Unfair and Deceptive Trade Practices    Plaintiff next argues that the trial court erred by granting summary judgment on the issue of unfair and deceptive trade practices. Plaintiff specifically argues that defendant is in violation of N.C. Gen. Stat. § 58-63-15(11)f and h. We disagree.
    To establish that defendants engaged in unfair and deceptive trade practices, plaintiff must demonstrate “(1) an unfair or deceptive act or practice, (2) in or affecting commerce, and (3) which proximately caused injury to plaintiffs.” Gray v. N.C. Ins. Underwriting Ass'n, 352 N.C. 61, 68, 529 S.E.2d 676, 681 (2000); see also N.C. Gen. Stat. § 75-1.1 (2003). Chapter 58 of our General Statutes enumerates acts and practices which are deemed unfair and deceptive in the insurance business. See N.C. Gen. Stat. § 58-63-15 (2003). Among those acts and practices provided in the statute are the following: “Not attempting in good faith to effectuate prompt, fair and equitable settlements of claims in which liability has become reasonably clear[,]” N.C. Gen. Stat. § 58-63-15(11)f; and “[a]ttempting to settle a claim for less than the amount to which a reasonable man would have believed he was entitled.” N.C. Gen. Stat. § 58-63-15(11)h.
    We conclude that Allstate had no obligation to settle plaintiff's claim under § 58-63-15(11)f due to the explicit terms of the policy, which, as discussed above, state that personal injury to the insured is not covered under the policy. Furthermore, Allstate had no obligation to settle plaintiff's claim under § 58-63-15(11)h because plaintiff could not have reasonably believed Mr. Willis was entitled to one million dollars of personalinjury coverage under the umbrella policy. As discussed above, personal injury to the insured is not covered by the policy's terms. Because this language is clearly provided in the umbrella policy, Allstate was not obligated to settle plaintiff's claim. Therefore, we conclude that the trial court properly granted summary judgment on this issue.
II.
    Plaintiff next argues that the trial court erred by denying plaintiff's motion for leave to amend the complaint. Plaintiff moved to amend the complaint after the trial court granted summary judgment for defendants. We conclude that the trial court did not err.
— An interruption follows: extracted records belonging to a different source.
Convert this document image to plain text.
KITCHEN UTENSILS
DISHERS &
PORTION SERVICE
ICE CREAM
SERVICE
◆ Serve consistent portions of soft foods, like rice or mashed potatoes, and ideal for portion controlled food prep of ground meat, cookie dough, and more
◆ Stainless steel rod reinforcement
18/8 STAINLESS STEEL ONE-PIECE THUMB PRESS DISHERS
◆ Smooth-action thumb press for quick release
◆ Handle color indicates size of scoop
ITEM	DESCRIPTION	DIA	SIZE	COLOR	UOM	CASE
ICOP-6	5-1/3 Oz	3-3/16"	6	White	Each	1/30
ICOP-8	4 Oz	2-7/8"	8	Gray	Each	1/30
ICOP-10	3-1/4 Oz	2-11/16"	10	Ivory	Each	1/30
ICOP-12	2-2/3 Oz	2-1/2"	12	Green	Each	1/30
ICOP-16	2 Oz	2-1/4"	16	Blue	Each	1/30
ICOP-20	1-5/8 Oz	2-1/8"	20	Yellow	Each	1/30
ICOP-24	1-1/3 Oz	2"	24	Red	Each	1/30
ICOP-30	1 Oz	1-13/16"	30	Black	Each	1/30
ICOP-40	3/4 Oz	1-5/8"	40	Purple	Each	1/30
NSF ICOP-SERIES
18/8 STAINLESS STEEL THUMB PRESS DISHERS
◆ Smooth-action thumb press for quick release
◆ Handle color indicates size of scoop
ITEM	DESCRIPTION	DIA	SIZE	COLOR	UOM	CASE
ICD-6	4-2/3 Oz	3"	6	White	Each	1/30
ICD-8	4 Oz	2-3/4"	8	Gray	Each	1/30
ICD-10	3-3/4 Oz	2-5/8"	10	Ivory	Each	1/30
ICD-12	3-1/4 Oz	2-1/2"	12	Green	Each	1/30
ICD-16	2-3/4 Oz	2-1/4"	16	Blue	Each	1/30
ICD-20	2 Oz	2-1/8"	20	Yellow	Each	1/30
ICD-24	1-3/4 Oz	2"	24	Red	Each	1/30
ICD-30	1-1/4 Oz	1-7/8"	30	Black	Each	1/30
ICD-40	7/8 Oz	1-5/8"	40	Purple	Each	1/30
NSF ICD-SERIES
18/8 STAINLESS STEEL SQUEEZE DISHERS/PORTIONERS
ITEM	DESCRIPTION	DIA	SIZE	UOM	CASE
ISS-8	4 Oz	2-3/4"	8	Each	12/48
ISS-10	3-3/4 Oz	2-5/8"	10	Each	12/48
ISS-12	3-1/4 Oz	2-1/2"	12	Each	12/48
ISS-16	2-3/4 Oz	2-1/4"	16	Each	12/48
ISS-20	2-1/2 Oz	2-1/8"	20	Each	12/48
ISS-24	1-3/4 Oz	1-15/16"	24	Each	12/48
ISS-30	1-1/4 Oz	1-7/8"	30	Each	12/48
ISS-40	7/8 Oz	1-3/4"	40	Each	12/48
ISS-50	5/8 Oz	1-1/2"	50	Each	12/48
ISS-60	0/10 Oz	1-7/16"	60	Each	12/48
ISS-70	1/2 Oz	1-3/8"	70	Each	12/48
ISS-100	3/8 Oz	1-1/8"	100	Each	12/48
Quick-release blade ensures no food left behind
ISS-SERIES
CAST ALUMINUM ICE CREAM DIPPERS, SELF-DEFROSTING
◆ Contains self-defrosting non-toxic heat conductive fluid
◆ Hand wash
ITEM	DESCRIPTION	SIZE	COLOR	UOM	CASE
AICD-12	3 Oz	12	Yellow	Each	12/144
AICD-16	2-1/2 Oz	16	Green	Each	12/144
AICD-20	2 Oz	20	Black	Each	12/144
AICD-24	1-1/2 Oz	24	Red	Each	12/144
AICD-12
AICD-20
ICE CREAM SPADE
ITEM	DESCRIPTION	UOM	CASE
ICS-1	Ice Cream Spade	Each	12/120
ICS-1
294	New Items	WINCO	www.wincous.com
    After a responsive pleading is served “a party may amend his pleading only by leave of court or by written consent of the adverse party.” N.C.R. Civ. P. Rule 15(a) (2003). “'The trial court's ruling on a motion to amend is not reviewable on appeal in the absence of an abuse of discretion.'” Chrisalis Properties, Inc. v. Separate Quarters, Inc., 101 N.C. App. 81, 89, 398 S.E.2d 628, 633 (1990) (quoting Banner v. Banner, 86 N.C. App. 397, 400, 358 S.E.2d 110, 111 (1987)). In Chrisalis Properties, this Court held that where the plaintiff moved to amend its complaint after the trial court entered summary judgment for the defendant, “amendment of the complaint is not allowed unless the judgment is set aside or vacated under Rule 59 or Rule 60.” 101 N.C. App. at 89, 398 S.E.2d at 634.     In the present case, plaintiff concedes that she moved to amend the complaint after the trial judge granted summary judgment for defendants. Our review of the transcript reveals that plaintiff did not move to set aside or vacate the judgment under Rule 59 or Rule 60. Under these circumstances, and pursuant to Chrisalis Properties, we conclude that the trial court did not abuse its discretion by denying plaintiff's motion to amend the complaint.
    We have reviewed all of the assignments of error properly brought forth and for the reasons provided herein, we affirm the order of the trial court.
    Affirmed.
    Judges BRYANT and LEVINSON concur.
    Report per Rule 30(e).


Footnote: 1
    The trial court granted summary judgment for Williams Insurance and Financial Services, Inc. when it was established at the summary judgment hearing that the company was formed in 2000, after the events giving rise to the complaint. Williams Insurance and Financial Services, Inc. is not a party to this appeal.